Evaluation bias — When test data doesn’t match the real world data

  • Interpretability — Use libraries like eli5 to understand model predictions and biases
How eli5 can explain scikit pipeline predictions

Till next time… 🏃

All in all, I wanted to throw light on the other elements of data science which also play a critical role in the ML pipeline. If you want to know more about how others make there ML pipeline, you can check out my other story.

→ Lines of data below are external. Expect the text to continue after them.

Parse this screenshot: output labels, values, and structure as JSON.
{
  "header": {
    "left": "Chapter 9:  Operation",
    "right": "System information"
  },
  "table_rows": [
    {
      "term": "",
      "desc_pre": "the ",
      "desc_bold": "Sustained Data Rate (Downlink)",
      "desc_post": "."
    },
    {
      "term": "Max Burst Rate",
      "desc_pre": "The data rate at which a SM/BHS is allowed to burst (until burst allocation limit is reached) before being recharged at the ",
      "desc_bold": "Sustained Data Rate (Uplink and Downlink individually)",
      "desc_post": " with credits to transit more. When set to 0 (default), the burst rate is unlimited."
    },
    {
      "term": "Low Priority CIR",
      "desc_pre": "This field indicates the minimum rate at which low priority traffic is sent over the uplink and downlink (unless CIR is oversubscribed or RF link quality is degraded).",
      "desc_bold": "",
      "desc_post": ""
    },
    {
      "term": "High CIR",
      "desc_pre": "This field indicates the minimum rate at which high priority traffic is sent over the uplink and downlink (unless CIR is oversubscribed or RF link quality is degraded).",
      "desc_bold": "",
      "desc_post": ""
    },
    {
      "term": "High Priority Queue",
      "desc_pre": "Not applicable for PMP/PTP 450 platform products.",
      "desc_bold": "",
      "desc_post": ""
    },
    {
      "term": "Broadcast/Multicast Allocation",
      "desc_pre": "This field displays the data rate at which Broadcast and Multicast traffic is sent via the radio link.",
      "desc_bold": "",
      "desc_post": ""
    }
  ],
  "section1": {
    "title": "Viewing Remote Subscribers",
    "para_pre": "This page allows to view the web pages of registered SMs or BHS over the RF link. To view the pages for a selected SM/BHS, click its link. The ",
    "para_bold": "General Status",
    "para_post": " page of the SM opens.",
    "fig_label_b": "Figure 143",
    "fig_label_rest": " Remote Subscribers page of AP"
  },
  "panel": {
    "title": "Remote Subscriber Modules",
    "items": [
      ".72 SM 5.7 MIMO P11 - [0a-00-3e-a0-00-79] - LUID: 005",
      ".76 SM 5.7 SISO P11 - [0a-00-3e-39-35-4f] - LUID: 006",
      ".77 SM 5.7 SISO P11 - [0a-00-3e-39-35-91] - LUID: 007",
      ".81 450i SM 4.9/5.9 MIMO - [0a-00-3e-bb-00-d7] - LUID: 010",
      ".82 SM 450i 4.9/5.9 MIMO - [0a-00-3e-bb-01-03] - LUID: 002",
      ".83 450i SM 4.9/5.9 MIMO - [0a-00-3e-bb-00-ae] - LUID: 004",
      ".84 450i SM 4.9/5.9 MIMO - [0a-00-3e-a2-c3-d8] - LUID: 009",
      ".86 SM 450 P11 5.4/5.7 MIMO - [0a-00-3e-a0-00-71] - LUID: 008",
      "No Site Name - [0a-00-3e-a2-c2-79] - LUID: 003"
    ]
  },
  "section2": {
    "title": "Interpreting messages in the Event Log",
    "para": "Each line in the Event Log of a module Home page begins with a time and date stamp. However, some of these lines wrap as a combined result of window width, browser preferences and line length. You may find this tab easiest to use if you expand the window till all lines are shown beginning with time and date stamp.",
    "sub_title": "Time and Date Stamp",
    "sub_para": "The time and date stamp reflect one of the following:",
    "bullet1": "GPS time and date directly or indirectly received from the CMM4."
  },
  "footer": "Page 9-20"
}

Let me know if you have any solutions, ideas or feedback :)

BONUS 🍹

I have now created a checklist for keeping me on the right track. Sometimes it is just easy to get lost in the hustle.

Modelling checklist 📘

  1. What is our model metric and business metric? Are they same or different?
  2. Will more data improve the metrics? Can we get more data?
  3. Have we used fp16 and multi-GPU for reducing training time? Have we optimised batch size and tried one_cycle_fit for reducing training time? Are we using Adam, Radam, ranger or a new optimiser?
  4. If the problem was solved with deep learning, have we tried enough classical approaches? What’s the difference in metric and inference time between classical and DL?
  5. Is the model hyper-tuned manually or algorithmically? Will we need hypertuning layer for retraining? Is the data changing rapidly with time and will the current model parameters be enough down the line?
  6. What is the difference between train, validation and test metrics?
  7. Have the data scientist and domain experts done error analysis?
  8. Can we try interpretability? Have we tried interpretability on errors?
  9. Is there a pattern in the mistakes of the model? Can it be solved with a postprocessing layer or a new feature?
  10. Is manual intervention needed after prediction and client usage? How can it be reduced?

Deployment checklist 📗

  1. Have we backed code, data and metrics with the model and encoders?
  2. Have we checked opportunities for caching?
  3. Have we defined a realistic load test as per traffic? If the peak load seems rare, can we design for mean traffic and let the failed request to be retried?
  4. Are we serving with flask, WSGI, uWSGI or gunicorn?
  5. Have we done cache, worker and thread sizing? (Do not blindly go with gunicorn’s 2n+1 advice on workers. Test everything empirically)
  6. Have we tackled all edge cases for incoming text or numerical fields in request?
  7. Are the fields in inference DB kept in accordance with the incoming data? Can inference DB error cause response error?
  8. Are we sending appropriate messages/flags in response to debug errors coming from the client?
  9. Should we deploy on CPU or GPU? Which components require GPU?
  10. What are the commonalities or bottlenecks in the prediction pipeline? Can we isolate them out?
  11. Can we keep all models in a single docker image? (We have 22 working on 8 different ECS. We are wondering if we should bring them all to one ECS. It’s a tradeoff between flexibility, simplicity and cost reduction)
  12. Can we go serverless for deployment? (We have a variable load through day, week and year with moderate traffic. We are wondering how to exploit serverless.)
  13. Do we have a model rollback plan?
  14. Is data going to change or increase with time? Is retraining of models needed? Have we planned it in the total project planning?
  15. Is the code and deployment pipeline flexible enough to be used for retraining with minimal changes?
  16. How will you analyse the model performance in production? How frequently will the reports be generated?